Download for a list of geographical positions

Frank_Fell · 12 November 2024 11:56

We need ERA-5 hourly data (profiles and single levels) along a sub-satellite orbit to support the retrieval of total column water vapour from a nadir observing microwave radiometer.

Our current practice is to download global datasets and extract the required sub-satellite information locally at our workstations. This is obviously not very efficient. We are now wondering if there is a best practice to download data only for the ERA-5 grid cells overflown by a particular satellite.

A first step in this direction could be to divide the satellite orbit into subsections and only download the data within the corresponding bounding boxes for the corresponding time frame.

Ideally, the API would accept a list of [lon, lat, time] tupels and return the requested parameters only for those.

I couldn’t find any information about such an approach in the knowledgebase. Is there a way to do this or are there any plans to extend the API to do this?

Kind regards,
Frank

T_B · 13 November 2024 11:01

Would be curious about a good solution for this too.

In my current use case, I make single requests for each point location (often further split into many requests of 1 or few months due to the limit of items per request). This generally works, but it takes very long queuing times for many point locations, for which I need hourly variables over many years.

Matteo_De_Felice12 · 13 November 2024 11:52

You should give a look at the Earth Data Hub on the DestinE platform: Earth Data Hub

Frank_Fell · 13 November 2024 13:01

Good hint! The ERA5 subset offered on the Earth Data Hub will be sufficient for many, especially for the land surface community.

In our particular case, the Earth Data Hub does not provide some of the ERA5 parameters we need for our purposes, and refers us back to the CDS…

Koen_Hufkens · 14 November 2024 08:07

In my R implementation of API I have a batch mode to address this issue (and my need to query many locations for mostly ornithology related work). But I assume you are working in python.

Anyway, the python fix isn’t difficult, as the requests are JSON lists which can be easily wrapped. A scheduler might be needed not to blow past the rate limitations. Have a look at the R code, it should translate rather well. If you implement something in python consider doing it for the long haul and pushing it back (as a pull request).

T_B · 14 November 2024 13:21

Thank you for your hints! May I ask, whether you somehow circumvent the bottleneck of items per request, and if so how?

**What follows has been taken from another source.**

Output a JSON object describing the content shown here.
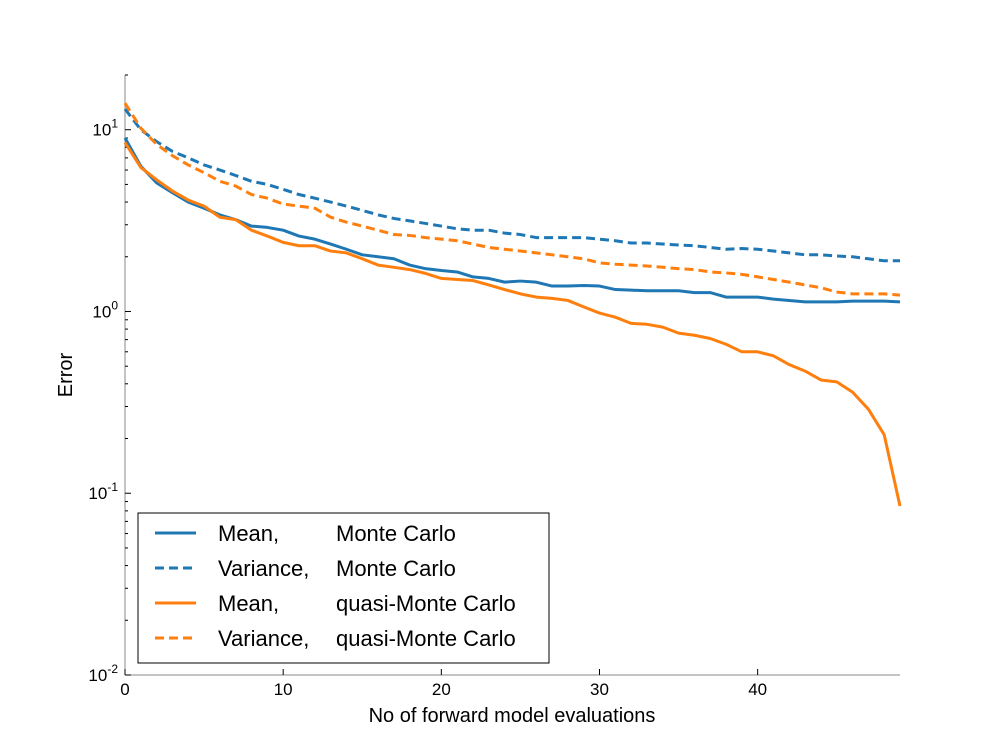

I have (Python) code for putting all the needed requests to the API. It iterates through the locations and requests chunks of one or few months one after the other - which is needed because otherwise the maximum number of items per request gets violated. (And then more code for further processing the hourly data…)

However, the long queuing times make the whole procedure very slow for a couple of locations and a couple of years needed.

Is your “batch mode” similar or does it work in a different way?

Cheers

Koen_Hufkens · 14 November 2024 16:38

In the past I noticed a rate limited queue of ~10 - 20 downloads at a time. To the lower end now I think. In batch mode in R I would queue up 10 items at a time max not to bog down the system for other users and not run afoul of user based limits (don’t think you get black listed but downloads will just be slow). I think this was mentioned somewhere in the docs at some point - don’t ask me where and I’ll defer to those administering the API for this.

T_B · 14 November 2024 17:12

Thank you for this swift response! I always had the feeling that parallel requests (with the same user account) will be queued one after the other anyways, but will explore this again. Cheers.